Singer-songwriter, a wonderfully old-fashioned word, it suits Reinhard Mey and Konstantin Wecker, as if it were made for Stephan Sulke. And not because the word reminds us of a time when intelligence was still artistic rather than artificial, but because singer-songwriter means that it's Stephan Sulke's songs that do something to you.
And that's on this day in Bochum. The last evening of Rosh Hashanah, the Jewish New Year festival. The eve of October 7, the day a year ago when the largest massacre of Jews since the Holocaust was committed, an unimaginably bestial act of slaughter. Stephan Sulke comes from a Jewish household, his parents escaped the Nazis from Fasanenstrasse in Berlin to faraway Shanghai. There, in exile, he was born in 1943, he knows Hamas included him. And he wonders about the reaction of the local cultural scene, "the German artists (not all, but almost)", he wrote in October 2023 on his Facebook page, "show a pathetic cowardice. People, I know how most of you think. Why so silent?"
The question lingers. Why so silent. "I personally stand openly with Israel and with all Jews worldwide," Sulke continued: "But maybe I'm not an artist. The end."

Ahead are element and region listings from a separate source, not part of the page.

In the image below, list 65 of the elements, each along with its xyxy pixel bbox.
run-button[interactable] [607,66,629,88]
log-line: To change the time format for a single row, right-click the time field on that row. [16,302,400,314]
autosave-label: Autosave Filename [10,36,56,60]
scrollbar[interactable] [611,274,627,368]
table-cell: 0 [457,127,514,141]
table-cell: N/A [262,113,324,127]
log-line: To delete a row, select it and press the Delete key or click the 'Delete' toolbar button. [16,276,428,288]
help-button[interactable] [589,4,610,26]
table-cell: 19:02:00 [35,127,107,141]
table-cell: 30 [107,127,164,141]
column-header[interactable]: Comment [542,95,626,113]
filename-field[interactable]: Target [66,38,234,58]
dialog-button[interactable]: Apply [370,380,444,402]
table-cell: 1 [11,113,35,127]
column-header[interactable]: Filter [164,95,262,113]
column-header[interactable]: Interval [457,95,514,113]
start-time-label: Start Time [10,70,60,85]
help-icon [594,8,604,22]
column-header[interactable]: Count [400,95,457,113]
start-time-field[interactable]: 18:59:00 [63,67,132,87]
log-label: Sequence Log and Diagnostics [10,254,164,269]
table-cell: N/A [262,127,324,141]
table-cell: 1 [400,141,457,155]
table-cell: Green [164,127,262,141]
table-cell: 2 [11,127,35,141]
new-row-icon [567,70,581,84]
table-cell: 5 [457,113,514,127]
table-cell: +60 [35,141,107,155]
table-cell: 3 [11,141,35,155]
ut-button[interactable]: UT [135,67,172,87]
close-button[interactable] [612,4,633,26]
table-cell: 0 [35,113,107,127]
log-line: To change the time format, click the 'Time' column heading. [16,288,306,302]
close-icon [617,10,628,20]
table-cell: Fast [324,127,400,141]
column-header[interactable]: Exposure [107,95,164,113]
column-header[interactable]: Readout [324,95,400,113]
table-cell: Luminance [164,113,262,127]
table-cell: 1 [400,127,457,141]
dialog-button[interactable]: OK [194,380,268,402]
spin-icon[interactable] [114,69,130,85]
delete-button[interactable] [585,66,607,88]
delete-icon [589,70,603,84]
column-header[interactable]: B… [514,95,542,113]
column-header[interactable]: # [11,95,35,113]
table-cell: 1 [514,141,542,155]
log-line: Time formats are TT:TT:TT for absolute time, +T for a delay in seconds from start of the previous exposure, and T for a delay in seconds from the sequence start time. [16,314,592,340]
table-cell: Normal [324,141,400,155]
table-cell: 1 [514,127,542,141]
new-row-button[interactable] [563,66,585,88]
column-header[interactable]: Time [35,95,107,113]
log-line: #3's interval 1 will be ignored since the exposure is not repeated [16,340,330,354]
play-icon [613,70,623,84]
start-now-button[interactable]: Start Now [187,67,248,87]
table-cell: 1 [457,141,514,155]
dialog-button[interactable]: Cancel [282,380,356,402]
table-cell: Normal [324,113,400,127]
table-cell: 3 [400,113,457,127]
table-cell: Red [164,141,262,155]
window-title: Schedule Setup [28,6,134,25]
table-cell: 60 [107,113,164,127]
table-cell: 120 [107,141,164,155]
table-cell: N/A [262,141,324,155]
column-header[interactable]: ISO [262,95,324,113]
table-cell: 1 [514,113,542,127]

A bitter word. But not the end. The evening in Bochum shows Stephan Sulke, to whom so many, including many artists, owe so much. Songs that flirt with you throughout your life. Because they are further away from the Hamas barbarism than Shanghai is from Berlin. Sulke has always been an artist who did not compromise, he grew up multilingual in Switzerland, in between one would say today with salutary arrogance and certainly never. At 14, he buys a guitar with his saved money, learns chords, also learns the piano and begins to compose. In 1963, his first single was released in France, with "Mon Tourne-Disque" he immediately wins the Grand Prix du Premier Disque, the award is presented to him by none other than Maurice Chevalier, the great entertainer and grand seigneur of chansons. Sulke accepts the award, it fits.
For a while, he then went to the USA, got to know the music business, back in Switzerland he set up a recording studio, studied on the side, in 1976 "STEPHAN SULKE" is released with the magnificently beautiful, wondrously sad "Lottchen, weißt du noch". Sulke is 33 when he receives the award for "best newcomer artist of the year". While others achieve great success with his songs, for example Herbert Grönemeyer interprets his "Ich Hab´ Dich Bloß Geliebt" on the '83 album.
A year earlier, in 1982, "Uschi" was released, Sulke's song sounds obtrusively harmless, the lyrics are of the finest poison, "Uschi" tops the charts in German-speaking countries. Other of his songs create a community that gathers around him, "Tom" is one of them and "Der Mann aus Russland", a strangely timeless song, long overtaken by reality and possibly ahead of it. In 1989, Sulke, entirely for himself, turned his back on the music industry.
And he returns ten years later out of nowhere. "Nonexistence"? Nothing like that, new songs, new albums, one called "Liebe ist nichts für Anfänger" (Love is not for beginners), songs by Stephan Sulke are just as little. All of them are equipped with the Stephan Sulke trademarks: a Swiss-schnurrige view of world events from an eminently private perspective. "My music," he says, "has always been a mix of sarcasm, melancholy, and a bit of silliness".
And this mix on this evening? The last day of the Jewish New Year festival, marking the first anniversary of 10/7, commemorating the more than 1200 innocent civilians slaughtered by Hamas?
Yes, on this evening Stephan Sulke sings, his sarcasm, his melancholy, his silliness are more valuable than ever. Why so silent? Sulke sings.